Part two of Chris Hedges's Days of Revolt interview with economist Michael Hudson covers, at length, how much dirty work the Obama Administration has done on the banksters' behalf. Among their ill deeds: stopping any effort at mortgage write-downs, funneling trillions of dollars to banksters instead of writing down debt, preventing the IMF from writing down Greek debt, and worst of all, pretending to understand the people's needs and desires and then "delivering" them to his real constituents, the banksters. I sure do feel a lot better about not voting for him twice.
Mississippi's state legislature passes the mother of all "religious liberty" bills. You name it, this bill does it: clerks won't have to issue marriage licenses to gays, businesses can fire people for being gay or transgendered, adoption agencies won't have to place children with couples they think are having premarital sex, doctors won't have to counsel anyone who offends their "religious" sensibilities, and, well, you get the picture. And whereas Indiana and North Carolina suffered corporate backlash for their pro-discrimination bills, I don't presume the home state of Jr. Food Mart, C Spire Wireless, and MCI-surely-you-remember-them will feel that sort of pain. Southerners like talking about secession all the time; how about we start talking expulsion?

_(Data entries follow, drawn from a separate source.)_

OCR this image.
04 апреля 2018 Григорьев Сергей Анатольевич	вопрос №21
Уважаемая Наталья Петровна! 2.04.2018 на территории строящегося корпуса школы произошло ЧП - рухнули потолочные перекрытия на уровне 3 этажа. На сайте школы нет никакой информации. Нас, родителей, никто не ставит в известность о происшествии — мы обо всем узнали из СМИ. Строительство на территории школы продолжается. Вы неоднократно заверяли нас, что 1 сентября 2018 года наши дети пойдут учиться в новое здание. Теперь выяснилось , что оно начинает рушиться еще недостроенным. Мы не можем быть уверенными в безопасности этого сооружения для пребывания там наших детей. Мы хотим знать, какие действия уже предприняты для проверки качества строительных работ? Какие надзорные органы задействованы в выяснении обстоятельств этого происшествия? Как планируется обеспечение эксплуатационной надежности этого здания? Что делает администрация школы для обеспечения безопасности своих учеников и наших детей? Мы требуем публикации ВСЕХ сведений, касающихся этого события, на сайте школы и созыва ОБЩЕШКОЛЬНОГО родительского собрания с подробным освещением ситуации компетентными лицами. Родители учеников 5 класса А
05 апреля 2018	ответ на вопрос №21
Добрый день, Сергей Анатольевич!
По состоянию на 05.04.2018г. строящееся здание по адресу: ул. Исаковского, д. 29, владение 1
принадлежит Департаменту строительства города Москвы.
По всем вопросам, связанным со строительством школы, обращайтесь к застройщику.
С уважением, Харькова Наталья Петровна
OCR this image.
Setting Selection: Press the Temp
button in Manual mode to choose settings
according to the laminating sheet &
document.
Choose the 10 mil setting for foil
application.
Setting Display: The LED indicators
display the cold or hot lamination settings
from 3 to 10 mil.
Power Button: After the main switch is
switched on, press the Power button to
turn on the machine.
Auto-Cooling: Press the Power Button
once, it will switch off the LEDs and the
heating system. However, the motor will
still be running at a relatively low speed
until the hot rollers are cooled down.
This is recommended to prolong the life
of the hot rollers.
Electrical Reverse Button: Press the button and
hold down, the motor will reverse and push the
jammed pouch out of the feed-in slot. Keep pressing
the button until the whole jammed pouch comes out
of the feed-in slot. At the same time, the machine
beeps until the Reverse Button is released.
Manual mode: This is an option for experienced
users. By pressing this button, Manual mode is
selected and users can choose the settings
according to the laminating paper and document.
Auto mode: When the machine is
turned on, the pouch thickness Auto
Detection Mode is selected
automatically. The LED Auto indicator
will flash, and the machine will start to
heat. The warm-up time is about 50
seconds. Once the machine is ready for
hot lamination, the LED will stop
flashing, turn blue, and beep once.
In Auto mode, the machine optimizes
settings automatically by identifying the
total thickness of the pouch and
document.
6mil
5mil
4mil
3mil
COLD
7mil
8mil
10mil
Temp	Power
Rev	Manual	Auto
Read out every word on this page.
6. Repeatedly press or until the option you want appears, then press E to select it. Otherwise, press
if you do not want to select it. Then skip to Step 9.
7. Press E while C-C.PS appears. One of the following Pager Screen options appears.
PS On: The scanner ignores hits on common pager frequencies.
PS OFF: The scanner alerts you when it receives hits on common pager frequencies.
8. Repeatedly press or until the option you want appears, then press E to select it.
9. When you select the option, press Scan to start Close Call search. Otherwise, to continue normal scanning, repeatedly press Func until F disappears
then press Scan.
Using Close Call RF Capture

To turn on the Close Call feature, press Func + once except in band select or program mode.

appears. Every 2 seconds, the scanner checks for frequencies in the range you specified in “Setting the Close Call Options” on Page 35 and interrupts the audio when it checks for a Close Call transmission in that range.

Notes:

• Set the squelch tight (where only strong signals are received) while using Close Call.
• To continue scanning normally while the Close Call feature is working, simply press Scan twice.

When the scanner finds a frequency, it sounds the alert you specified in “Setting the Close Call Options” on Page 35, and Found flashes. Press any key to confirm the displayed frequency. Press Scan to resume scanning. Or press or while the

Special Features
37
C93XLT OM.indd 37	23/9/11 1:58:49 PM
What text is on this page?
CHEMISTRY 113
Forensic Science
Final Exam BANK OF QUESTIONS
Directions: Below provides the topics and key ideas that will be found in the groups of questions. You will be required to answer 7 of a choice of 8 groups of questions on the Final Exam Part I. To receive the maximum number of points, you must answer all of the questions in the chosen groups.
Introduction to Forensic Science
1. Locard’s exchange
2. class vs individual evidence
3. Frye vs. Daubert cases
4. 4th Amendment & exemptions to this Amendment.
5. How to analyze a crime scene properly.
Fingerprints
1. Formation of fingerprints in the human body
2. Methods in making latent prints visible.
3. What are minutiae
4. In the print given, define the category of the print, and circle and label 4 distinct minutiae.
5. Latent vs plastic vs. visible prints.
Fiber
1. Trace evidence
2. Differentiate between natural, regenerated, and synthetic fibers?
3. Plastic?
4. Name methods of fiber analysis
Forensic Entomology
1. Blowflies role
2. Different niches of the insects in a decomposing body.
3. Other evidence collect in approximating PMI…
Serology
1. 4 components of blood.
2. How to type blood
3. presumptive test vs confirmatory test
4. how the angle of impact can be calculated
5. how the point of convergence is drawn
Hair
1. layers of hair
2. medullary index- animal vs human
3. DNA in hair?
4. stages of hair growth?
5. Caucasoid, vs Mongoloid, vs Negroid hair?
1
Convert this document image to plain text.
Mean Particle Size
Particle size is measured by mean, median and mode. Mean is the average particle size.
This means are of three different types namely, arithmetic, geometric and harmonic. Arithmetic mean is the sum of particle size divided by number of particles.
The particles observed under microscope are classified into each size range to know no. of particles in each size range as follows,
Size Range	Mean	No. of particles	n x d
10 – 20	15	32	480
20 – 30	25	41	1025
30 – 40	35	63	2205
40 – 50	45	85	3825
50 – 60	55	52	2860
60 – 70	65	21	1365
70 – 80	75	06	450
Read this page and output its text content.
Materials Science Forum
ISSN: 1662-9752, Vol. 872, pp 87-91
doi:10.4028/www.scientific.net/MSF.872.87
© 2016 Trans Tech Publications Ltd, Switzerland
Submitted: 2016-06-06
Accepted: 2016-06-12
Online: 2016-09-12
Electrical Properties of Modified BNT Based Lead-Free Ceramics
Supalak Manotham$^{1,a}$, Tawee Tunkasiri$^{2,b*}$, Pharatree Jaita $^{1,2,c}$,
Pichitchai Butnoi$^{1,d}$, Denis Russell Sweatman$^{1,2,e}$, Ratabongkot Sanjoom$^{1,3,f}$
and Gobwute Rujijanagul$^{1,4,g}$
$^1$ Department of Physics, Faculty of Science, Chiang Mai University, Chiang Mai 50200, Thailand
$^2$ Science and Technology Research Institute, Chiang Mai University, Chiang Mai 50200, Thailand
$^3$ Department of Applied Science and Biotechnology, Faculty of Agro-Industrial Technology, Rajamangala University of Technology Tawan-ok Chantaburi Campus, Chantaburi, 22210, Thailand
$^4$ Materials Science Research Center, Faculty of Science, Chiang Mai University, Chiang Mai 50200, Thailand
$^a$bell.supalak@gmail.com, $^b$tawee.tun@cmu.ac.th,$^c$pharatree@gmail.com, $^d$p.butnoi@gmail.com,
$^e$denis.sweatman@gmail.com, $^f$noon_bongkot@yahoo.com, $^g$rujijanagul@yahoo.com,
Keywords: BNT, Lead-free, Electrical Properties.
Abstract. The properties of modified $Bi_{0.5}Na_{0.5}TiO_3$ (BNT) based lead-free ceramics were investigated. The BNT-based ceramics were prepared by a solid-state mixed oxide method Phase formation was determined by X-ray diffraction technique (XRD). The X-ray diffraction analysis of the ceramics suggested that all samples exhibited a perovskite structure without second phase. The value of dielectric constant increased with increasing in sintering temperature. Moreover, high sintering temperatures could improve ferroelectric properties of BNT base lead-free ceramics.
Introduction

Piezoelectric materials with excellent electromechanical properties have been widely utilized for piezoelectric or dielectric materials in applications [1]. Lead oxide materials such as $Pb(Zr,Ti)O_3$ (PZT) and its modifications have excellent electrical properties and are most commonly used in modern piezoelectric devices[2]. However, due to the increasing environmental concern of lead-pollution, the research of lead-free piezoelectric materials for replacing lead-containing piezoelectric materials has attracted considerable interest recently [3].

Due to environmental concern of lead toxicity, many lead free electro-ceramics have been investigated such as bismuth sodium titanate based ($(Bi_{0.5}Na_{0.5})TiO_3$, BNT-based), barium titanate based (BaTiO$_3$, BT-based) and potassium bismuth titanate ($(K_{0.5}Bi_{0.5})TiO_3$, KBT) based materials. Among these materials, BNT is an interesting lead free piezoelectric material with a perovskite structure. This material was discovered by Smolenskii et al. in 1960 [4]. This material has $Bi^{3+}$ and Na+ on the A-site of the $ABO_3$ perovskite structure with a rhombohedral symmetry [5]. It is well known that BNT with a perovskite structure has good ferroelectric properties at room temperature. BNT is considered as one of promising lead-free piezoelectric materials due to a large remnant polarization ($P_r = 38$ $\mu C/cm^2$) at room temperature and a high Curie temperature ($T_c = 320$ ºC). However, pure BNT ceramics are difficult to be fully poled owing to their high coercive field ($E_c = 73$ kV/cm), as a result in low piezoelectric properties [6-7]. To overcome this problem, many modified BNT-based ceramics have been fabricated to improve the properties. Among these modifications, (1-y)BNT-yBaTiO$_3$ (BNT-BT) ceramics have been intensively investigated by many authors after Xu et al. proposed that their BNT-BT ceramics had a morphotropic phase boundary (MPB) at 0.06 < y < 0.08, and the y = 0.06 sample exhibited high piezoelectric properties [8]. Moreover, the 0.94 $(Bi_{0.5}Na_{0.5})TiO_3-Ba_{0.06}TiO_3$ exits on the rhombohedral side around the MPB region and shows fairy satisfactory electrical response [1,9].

Dan Fischer writes a lengthy report at Counterpunch regarding the reflexively pro-gas drilling policies of Connecticut's Governor, Democrat Dannel Malloy. Connecticut doesn't even have shale gas to drill, but the Malloy Administration has funded plenty of pipeline projects -- including one a mere 105 feet from the Indian Point nuclear power plant, which is rather like putting a bomb right next to another bomb -- and fracked-gas power plants that suspiciously sit in low-income neighborhoods of color. Attend well the lies Gov. Malloy employs to justify what are essentially kickbacks to large contributors, beginning in the "Cooking the Climate" section. Spoiler alert: they're the same lies Republicans tell to accomplish the same ends.
Obama Administration pardon attorney resigns, claiming that President Obama isn't "following through" on promises to grant early releases to low-level federal drug offenders serving long sentences. The main problem? So many petitioners (wouldn't you be one, if you were in that situation?), and not enough workers to process them, just like with every other government agency since the early 1980s. Racism also rears its ugly head, as white petitioners are four times more likely to get early releases than people of color. Maybe this is why Barack Obama gets no love from right-wingers -- even when he outdoes Republicans at withholding mercy, it's obviously because the whole process is farkakte.
Finally, the Engage! blog describes a sort of extended Milgram's experiment which finds that "agreeable, conscientous" people are more likely to follow orders most of us would find evil (like delivering electric shocks to an innocent person) while "more contrarian, less agreeable" folks would more likely refuse to follow such orders. "The irony is that a personality disposition normally seen as antisocial -- disagreeableness -- may actually be linked to 'pro-social' behavior," says one observer, but that's likely no surprise to you if, like me, you think real compromise can't happen between people who won't stand their ground, and that being "agreeable" is worthless unless you're willing to be disagreeable.